Thursday 12 July 2007

Drugs, then...

So, after the court decided that you needed to be really illegal to be outside the VAT net, the next case on this subject was about drugs. John and Carlo Citrone pleaded guilty to not paying over the VAT on sales of anabolic steroids to athletes. They were given suspended prison sentences for VAT evasion. They appealed to the Court of Appeal, pointing to the ECJ decision in Goodwin & Unstead as showing that they should not have to charge VAT on drugs they were selling illegally (a breach of the Medicines Act 1968). They could be prosecuted for the drugs offences but not the VAT evasion.
The appeal judge ruled that this was not the sort of drug dealing the European Court had been referring to. It was possible to sell anabolic steroids legally, under licence and to the right people for the right purpose. They were not completely illegal like cocaine or heroin.
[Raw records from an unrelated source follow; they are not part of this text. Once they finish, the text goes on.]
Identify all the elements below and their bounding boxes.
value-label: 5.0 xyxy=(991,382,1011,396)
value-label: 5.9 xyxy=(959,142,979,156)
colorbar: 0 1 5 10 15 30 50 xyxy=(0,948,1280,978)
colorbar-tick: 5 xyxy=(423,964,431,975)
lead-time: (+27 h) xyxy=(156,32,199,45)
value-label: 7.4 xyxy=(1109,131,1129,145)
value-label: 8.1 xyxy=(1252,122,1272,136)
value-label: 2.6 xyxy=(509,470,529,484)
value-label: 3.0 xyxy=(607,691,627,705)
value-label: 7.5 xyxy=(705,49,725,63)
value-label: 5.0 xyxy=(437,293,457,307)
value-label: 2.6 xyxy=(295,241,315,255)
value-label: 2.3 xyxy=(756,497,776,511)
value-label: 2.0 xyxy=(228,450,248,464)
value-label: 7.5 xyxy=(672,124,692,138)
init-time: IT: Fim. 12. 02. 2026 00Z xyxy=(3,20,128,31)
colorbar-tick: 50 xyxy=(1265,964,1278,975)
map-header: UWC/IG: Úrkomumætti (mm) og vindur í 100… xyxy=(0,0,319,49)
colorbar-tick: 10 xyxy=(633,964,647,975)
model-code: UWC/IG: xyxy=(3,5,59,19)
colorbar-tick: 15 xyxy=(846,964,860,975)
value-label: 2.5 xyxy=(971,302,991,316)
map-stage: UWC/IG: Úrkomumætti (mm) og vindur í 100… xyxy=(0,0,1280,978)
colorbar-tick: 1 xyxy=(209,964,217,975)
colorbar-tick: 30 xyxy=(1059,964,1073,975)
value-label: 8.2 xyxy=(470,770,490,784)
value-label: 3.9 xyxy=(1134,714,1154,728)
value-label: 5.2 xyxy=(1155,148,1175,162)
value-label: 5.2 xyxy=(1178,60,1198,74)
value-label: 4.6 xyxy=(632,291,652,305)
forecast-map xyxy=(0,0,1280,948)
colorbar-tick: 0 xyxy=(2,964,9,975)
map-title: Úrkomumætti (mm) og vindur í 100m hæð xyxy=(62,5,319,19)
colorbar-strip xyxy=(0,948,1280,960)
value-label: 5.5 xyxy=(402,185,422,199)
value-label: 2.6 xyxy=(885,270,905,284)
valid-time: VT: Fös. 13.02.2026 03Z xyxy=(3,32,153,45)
The judge pointed out that it was peculiar to improve the chance of avoiding VAT by exaggerating the illegality of the activity, but that was the law. So their convictions for VAT evasion stood.
Was it just a coincidence that the court chose Lord Justice Pill to give the leading judgment in this case? There are quite a few judges who seem to be named for the job – Judge Rant sat on this particular case with Pill LJ; it seems almost impossible that there is a Lord Justice Judge, who was plain Judge Judge until his elevation to the appeal court; and Lord Justice Laws presumably knows what’s what. Or VAT's VAT.